It sure has been a while since I have been on here. But I feel like posting would be nice again. So I was away for the last 6 days at a wedding for my boyfriend’s brother. It was really nice, and seeing my boyfriend was great. It had been a couple weeks since I had seen him last.
Something was definitely different though. He just seemed off pretty much the entire time I was there. Now that I am back home, getting him to talk to me is like pulling teeth, it was like this the couple weeks before I saw him too. He never texts me unless I text him first, and the only time he’ll call is at 6 am when he is driving his step father to work. I feel like I am losing him. Which really really sucks. I saw more than just a few months with him. It’s been a little over 8 months now, and I can honestly say I thought I would be with him a lot longer. We haven’t broken up yet, I can feel it coming though. And I don’t want it to happen at all.

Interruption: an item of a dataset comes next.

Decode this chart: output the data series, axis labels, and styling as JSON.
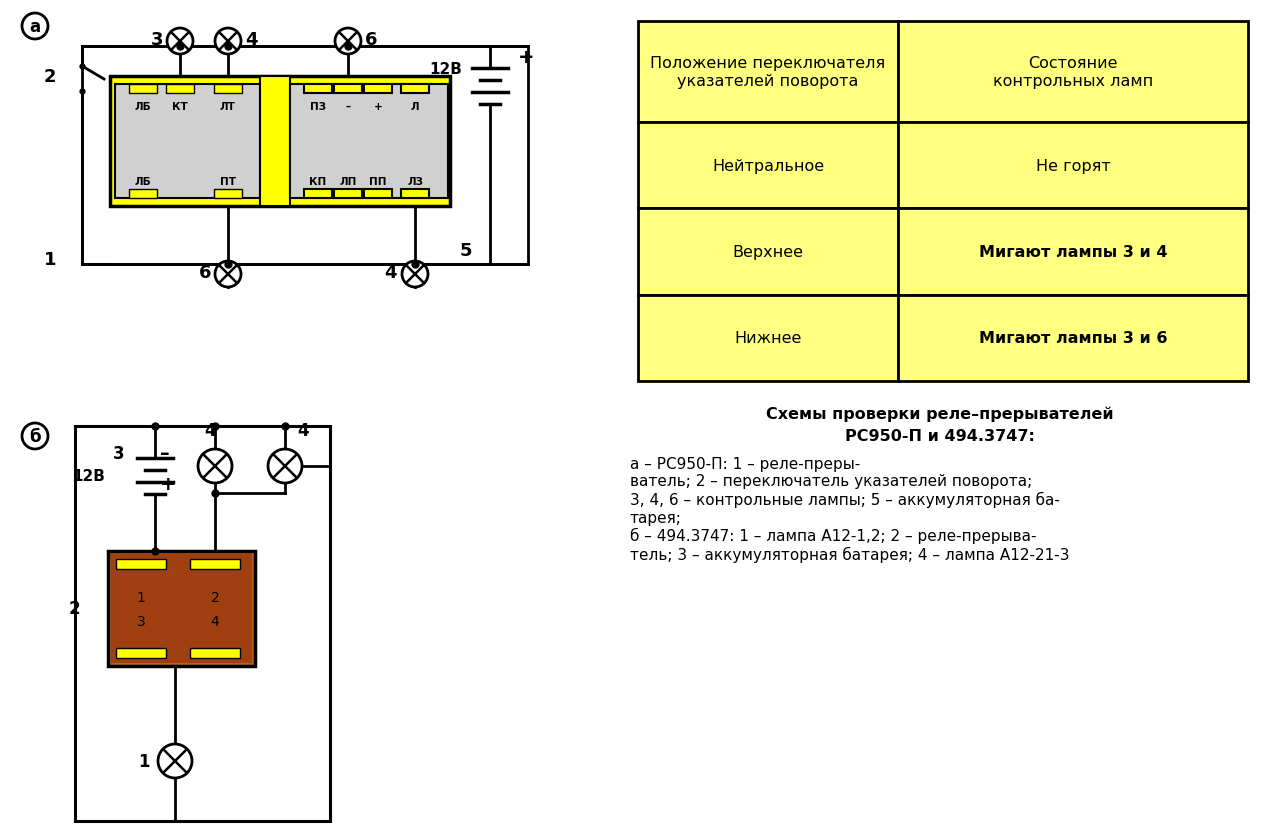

So I am doing something that if any of my friends did I would slap them. I am waiting for him to do it. Because I want all of the time with him that I can have. I know it’s stupid, since it will end up hurting more in the long run. I should have known though. He warned me in the beginning that emotions and relationships weren’t really his thing. So that’s that. I am really sad about it. Sad isn’t even the right word. Sad sounds stupid, it’s much more than sad, I just don’t know what to call it.